Ich fühle mich dazu verpflichtet, ihn auch aufzumuntern. Er sieht tatsächlich sehr mitgenommen aus, obwohl Frauen ansprechen für ihn wie ein Hobby ist.
„Mach dir nichts draus Bruder. Wie Berkan bereits sagte, eine Frau kommt und eine geht. Bei der Nächsten wird es klappen.“ füge ich hinzu. „Ja Jungs, ihr habt Recht, aber dieses Mädel sieht fantastisch aus. Es ist einfach nur ärgerlich, diese Gelegenheit verpasst zu haben. Des Weiteren tut so ein Korb am frühen Morgen richtig weh.“ antwortet Milan und schaut dabei betrübt aus dem Fenster. Berkan klopft Milan mit der Hand gegen sein Knie und sagt „Ach Kopf hoch, vielleicht wollte sie einfach nur vor ihren ganzen Freundinnen eine harte Dame sein. Mag sein, dass sie anders reagiert hätte, wenn sie alleine wäre.“. Milans Augen öffnen sich vor Freude.
„Du hast Recht! Es kann gut möglich sein. Ich will mich nicht umdrehen. Schaut ihr mal kurz hin, ob sie zu mir rüber guckt! Und, schaut sie her?“. Noch im selben Moment schauen Berkan und ich an die ganzen Köpfe vorbei hinüber zu den Mädels. Sie sitzen auch auf einen Vierersitz. Das Mädel, welche ich so besonders finde, sitzt mit dem Gesicht in unsere Richtung, ihre Freundin und die Schwarzhaarige hingegen sitzen mit dem Rücken zu uns. Berkan und ich schauen uns gegenseitig an, beide haben wir denselben Gedanken. Innerlich fragen wir uns – Wer wird Milan die schlechte Nachricht überbringen? -.
„Und, schaut sie her? Sagt schon Jungs, bevor ich mich selber umdrehe und es albern aussieht.“ fragt Milan ungeduldig. Berkan gibt mir mit seinem Blick zu verstehen, dass ich es Milan sagen soll.
„Ehm, Bruder… Verstehe es jetzt nicht falsch, aber sie sitzt mit dem Rücken in unsere Richtung. Vielleicht wird ihr einfach nur schlecht beim Rückwärtsfahren. Es ist alles möglich.“ antworte ich ihm. Milan springt kurz auf und setzt sich dann wieder hin. Er ist sichtlich enttäuscht und verärgert darüber, dass sie mit dem Rücken zu uns sitzt.

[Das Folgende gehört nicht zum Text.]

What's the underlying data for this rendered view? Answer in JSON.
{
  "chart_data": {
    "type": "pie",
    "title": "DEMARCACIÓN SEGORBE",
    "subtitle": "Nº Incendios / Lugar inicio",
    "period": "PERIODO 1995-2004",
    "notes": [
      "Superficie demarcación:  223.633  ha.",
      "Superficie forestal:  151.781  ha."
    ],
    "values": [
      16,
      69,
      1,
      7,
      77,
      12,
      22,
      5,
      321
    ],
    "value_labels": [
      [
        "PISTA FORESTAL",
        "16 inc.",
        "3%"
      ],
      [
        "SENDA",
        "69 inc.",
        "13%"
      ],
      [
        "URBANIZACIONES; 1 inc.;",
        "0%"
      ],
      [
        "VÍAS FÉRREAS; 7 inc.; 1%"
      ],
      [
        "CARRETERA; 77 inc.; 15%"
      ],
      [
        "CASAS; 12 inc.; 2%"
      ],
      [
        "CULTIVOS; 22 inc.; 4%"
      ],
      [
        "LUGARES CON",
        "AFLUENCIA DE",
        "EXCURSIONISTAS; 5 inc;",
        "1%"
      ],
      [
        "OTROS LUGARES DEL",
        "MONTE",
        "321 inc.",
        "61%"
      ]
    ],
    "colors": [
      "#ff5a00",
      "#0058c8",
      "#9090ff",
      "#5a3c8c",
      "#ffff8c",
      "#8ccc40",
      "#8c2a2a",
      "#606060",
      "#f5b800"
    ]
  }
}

„Da habt ihr jetzt die Bestätigung. Sie hat einfach kein Interesse, ich wusste es. Egal, wie ihr es bereits erwähnt habt, eine Frau kommt und eine Frau geht. Und danke für eure Schönrederei. Ich weiß, ihr tut es mir zuliebe, aber erspart es euch Jungs. Ich bevorzuge lieber die knallharte Wahrheit. Sie denkt, sie sei etwas Besseres, dann soll sie gehen und glücklich werden.“ antwortet er und schaut erneut aus dem Fenster, wie zu Beginn unserer Fahrt. Ich bin darüber erstaunt, wie ihm diese Sache mit dem Mädel ans Herz geht. Ein Korb stört ihn normalerweise nicht. Ich glaube einfach, dass sie nicht nur eine zum Zeitvertreib werden sollte, sondern, dass er sie schon als potenzielle feste Freundin gesehen hat. Wir Männer unterteilen da gerne die Frauen. Es gibt einmal die Kategorie Frauen, mit denen man einfach nur seinen Spaß haben will und es gibt die Kategorie Frauen, mit denen man sich etwas Ernstes vorstellen kann. Und ich glaube für Milan gehört sie einfach zur zweitgenannten Kategorie. Wir stehen von unseren Sitzen auf. Die Bahn fährt jetzt in den Bahnhof Dammtor ein. Von dort aus haben wir einen zehn Minuten Fußweg bis zur Universität. Aus der Ferne sehe ich, dass sich die Mädels für den Ausstieg bereit machen. Ich freue mich innerlich sehr, da die dunkelblonde Hübsche anscheinend auch hier studiert. Mir kam nur ein Gedanke in den Kopf.
Vielleicht laufe ich ihr auf dem Campusgelände nochmal über den Weg.